The final movie in the Asian Horror Movies Week segment of Octoblur barely qualifies as such. Although Kenji Mizoguchi's 1953 Ugetsu does involve ghosts and broaches the realistic horrors of how war and greed prey on the worst instincts of ordinary people, it's a weak spot in this month's lineup as far as creeps and ghouls are concerned.
Like Onibaba earlier this month, Ugetsu depicts how the lives of those not directly engaged in fighting are upended as Japan's 16th century civil war rages throughout the land. In Ugetsu, the story focuses on two discontented farmers from a modest village. Genjurō (Masayuki Mori) discovers that the strife of war has created a great demand for the pottery he makes as a hobby, while his brother-in-law Tobei (Eitaro Ozawa) desperately desires the glamourous status of a samurai. Their wives (Mitsuko Mito and Kinuyo Tanaka) implore them to be satisfied with their meager but happy lives, however both men are coaxed away from home by their blind ambitions, leading to heartbreaking consequences for their families.
Considered one of Japanese cinema's breakthroughs into western markets, along with Akira Kurosawa's Rashomon, Ugetsu is serious, delicate and lyrical, with Mizoguchi's deliberate pacing resulting in a steady creep of dread as both natural and supernatural forces tear at these families' values. Few directors use slowness of movement as effectively as Mizoguchi does here, and it creates a subtly affecting gap between the physical world and what lies beyond.

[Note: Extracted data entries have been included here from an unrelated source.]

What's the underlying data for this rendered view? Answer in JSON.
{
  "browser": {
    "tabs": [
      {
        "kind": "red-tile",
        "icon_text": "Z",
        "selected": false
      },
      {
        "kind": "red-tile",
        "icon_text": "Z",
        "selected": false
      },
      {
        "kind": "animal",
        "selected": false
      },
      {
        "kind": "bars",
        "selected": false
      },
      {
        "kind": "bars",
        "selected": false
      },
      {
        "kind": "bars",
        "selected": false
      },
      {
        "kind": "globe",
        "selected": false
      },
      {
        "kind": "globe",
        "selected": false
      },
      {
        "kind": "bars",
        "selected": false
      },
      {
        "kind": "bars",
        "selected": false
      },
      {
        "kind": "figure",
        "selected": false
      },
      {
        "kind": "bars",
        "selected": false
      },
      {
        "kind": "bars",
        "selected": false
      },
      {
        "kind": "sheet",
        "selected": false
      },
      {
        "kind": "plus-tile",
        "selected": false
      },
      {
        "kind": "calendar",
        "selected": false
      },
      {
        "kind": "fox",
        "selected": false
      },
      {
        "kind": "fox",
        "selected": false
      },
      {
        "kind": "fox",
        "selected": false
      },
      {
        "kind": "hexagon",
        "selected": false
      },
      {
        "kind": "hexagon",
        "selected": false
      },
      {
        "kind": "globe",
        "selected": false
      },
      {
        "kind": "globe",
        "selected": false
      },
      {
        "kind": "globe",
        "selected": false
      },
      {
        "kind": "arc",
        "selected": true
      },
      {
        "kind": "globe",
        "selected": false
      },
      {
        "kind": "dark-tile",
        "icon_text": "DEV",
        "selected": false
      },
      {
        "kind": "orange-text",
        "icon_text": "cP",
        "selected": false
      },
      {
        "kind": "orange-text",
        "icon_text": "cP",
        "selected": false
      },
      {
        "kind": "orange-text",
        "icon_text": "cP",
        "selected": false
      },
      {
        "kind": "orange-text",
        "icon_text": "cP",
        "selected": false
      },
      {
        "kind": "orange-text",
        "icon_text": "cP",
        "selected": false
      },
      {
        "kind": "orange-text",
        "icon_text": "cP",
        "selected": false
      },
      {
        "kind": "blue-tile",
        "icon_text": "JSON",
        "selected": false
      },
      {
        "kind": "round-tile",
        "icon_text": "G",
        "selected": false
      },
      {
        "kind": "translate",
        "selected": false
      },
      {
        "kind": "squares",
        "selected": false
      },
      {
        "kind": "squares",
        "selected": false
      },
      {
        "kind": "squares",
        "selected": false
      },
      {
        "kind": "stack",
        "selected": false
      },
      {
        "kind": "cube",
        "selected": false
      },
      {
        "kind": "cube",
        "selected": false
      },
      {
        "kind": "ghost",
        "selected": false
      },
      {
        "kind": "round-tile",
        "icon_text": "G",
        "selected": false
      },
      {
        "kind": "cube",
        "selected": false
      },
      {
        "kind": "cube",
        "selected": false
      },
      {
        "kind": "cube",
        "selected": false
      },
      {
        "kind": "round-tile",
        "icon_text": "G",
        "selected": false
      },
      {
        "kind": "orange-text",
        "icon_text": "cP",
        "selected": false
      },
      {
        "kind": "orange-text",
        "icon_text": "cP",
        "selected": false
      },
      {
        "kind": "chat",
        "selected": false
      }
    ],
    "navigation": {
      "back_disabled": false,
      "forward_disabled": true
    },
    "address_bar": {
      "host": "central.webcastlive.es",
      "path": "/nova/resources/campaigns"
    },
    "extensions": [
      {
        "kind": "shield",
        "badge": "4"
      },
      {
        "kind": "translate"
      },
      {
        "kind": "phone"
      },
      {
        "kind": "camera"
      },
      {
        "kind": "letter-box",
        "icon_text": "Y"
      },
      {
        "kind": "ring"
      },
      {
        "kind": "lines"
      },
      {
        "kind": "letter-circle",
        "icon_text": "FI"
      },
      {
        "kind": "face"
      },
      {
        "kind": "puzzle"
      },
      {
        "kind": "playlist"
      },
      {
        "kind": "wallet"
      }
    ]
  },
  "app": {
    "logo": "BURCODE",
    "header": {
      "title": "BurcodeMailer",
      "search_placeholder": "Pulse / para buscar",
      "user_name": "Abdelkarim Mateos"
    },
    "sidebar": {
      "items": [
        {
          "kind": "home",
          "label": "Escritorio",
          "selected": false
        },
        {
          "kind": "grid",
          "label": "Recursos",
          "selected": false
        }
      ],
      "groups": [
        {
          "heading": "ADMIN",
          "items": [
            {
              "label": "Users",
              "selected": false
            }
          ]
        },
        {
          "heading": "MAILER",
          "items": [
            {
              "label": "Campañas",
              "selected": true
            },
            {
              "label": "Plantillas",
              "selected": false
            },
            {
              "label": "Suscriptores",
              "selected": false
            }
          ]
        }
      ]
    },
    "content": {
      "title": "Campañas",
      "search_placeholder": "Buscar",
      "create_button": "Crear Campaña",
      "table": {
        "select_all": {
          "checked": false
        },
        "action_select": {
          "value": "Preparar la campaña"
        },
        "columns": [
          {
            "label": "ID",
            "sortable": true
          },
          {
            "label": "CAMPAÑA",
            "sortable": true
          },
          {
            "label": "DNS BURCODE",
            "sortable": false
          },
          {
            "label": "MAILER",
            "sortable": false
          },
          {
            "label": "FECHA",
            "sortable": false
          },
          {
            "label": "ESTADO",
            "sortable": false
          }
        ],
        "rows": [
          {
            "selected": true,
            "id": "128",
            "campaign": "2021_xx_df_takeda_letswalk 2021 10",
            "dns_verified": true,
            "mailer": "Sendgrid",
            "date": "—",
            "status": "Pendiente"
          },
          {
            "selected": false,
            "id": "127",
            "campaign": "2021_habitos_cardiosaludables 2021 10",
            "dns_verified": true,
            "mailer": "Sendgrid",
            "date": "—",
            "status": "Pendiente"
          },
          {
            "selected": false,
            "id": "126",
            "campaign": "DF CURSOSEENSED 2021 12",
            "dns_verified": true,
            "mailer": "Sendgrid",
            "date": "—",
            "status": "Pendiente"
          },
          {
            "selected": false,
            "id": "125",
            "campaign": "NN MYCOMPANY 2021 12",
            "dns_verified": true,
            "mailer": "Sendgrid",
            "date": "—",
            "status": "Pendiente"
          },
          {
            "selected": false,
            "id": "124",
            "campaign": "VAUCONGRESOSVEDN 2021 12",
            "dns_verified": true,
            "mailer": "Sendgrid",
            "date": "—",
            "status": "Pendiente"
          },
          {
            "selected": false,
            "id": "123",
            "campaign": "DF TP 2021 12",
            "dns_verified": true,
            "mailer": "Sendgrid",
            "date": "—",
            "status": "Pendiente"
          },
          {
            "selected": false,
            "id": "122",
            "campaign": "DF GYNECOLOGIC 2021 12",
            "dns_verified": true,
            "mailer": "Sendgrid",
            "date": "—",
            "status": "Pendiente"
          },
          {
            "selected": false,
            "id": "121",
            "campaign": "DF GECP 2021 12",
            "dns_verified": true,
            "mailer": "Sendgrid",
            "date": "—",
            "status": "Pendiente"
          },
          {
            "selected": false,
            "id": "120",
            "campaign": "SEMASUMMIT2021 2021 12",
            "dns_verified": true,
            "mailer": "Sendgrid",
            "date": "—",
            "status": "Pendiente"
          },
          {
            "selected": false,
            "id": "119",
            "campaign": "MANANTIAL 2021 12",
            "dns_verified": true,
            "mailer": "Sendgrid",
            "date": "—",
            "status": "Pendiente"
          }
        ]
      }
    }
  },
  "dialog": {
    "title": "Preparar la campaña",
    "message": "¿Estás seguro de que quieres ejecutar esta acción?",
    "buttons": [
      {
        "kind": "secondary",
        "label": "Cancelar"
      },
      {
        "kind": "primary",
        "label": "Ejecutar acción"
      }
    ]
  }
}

Ugetsu features many beautiful, tense and eerie scenes, but, unlike some of the other classic Japanese movies I've watched this year, it's themes are a little too simplistic to resonate as deeply as perhaps it once did. Ugetsu is also far more of a stretch as a horror movie than the darker Onibaba, as well as less impactful on the nerves, but it's a worthy drama with a ghostly-touch that might satisfy film lovers with a casual appreciation for the supernatural during this time of year.